Jumping through condo lending hoops

Crested Butte Under Contract

In our area, condos make a majority of sales. With the recent lending climate, condos financing has posed its fair share of problems. The two main problems are high costs and strict lending standards. Not only does the current buyer have to qualify, but so does the association. These problems not only apply to current sales, but to existing homeowners who want to refinance for a lower down payment as well. 

“Condos are like the canary in the coal mine, a leading indicator of the health of the real-estate market,” says John McClellan, a branch manager with Supreme Lending in Austin, Texas. “Recently, lenders’ biggest losses came from condos, so they are viewed as risky.”

Condo buyers would eliminate a lot of headaches by checking to see if a building is approved for FHA loans. If not, then they can ask the lender to see if the building meets Fannie Mae and Freddie Mac guidelines. The association will fill out questionnaires providing information on HOA fee delinquencies, insurance and other factors that affect eligibility for loans. 

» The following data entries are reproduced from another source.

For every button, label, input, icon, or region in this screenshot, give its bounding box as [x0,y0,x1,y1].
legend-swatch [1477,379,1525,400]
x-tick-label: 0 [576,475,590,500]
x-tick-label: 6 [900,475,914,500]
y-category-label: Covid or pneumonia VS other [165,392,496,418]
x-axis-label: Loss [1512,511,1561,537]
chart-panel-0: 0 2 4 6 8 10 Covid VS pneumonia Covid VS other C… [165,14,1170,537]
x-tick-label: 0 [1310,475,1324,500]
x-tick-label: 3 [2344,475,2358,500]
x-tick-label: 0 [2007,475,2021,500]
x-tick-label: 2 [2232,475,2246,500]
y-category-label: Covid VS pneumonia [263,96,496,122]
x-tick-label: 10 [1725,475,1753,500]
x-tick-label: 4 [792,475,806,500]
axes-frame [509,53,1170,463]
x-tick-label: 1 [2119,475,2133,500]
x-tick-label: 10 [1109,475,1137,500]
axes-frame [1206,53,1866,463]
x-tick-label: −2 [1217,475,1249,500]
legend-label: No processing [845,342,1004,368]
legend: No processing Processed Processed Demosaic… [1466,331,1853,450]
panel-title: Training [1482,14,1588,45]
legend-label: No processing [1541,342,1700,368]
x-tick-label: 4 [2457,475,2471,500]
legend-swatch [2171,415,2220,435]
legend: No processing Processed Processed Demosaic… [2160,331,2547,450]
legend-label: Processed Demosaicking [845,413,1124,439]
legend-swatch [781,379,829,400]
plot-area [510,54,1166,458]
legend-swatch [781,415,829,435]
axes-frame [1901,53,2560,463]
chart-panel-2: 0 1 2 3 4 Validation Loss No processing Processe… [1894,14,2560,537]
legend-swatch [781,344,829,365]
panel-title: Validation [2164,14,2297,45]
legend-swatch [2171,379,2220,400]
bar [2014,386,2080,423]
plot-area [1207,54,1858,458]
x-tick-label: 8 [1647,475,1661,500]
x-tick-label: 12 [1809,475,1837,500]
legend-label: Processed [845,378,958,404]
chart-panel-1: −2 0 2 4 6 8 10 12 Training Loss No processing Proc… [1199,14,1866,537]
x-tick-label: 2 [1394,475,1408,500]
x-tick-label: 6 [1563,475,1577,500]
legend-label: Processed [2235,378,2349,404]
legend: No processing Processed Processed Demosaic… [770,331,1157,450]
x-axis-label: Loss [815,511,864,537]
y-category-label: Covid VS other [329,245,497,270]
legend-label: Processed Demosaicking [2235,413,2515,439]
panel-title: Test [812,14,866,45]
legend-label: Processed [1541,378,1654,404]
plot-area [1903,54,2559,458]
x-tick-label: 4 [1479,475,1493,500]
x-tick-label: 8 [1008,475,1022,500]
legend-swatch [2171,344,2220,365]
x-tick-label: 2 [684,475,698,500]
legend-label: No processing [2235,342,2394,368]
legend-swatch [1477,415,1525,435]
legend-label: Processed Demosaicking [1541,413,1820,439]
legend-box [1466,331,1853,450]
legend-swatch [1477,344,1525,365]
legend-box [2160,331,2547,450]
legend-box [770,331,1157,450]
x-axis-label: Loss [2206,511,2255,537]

Here are a few of Fannie Mae’s guidelines:

  • More than half of the condo units must be owner-occupied.
  • No owner may own more than 10% of the units.
  • No more than 15% of owners can be delinquent on condo dues.
  • All amenities must be completed if the development is more than 12 months old.
  • Buyers who make a down payment of less than 25% will pay an additional 0.75% of the loan amount at closing or an interest rate that is about 0.25% higher.

Buying a condo without meeting these guidelines are impossible, but it does bring up some challenges. Being prepared ahead of time helps eliminate of majority of these lending headaches.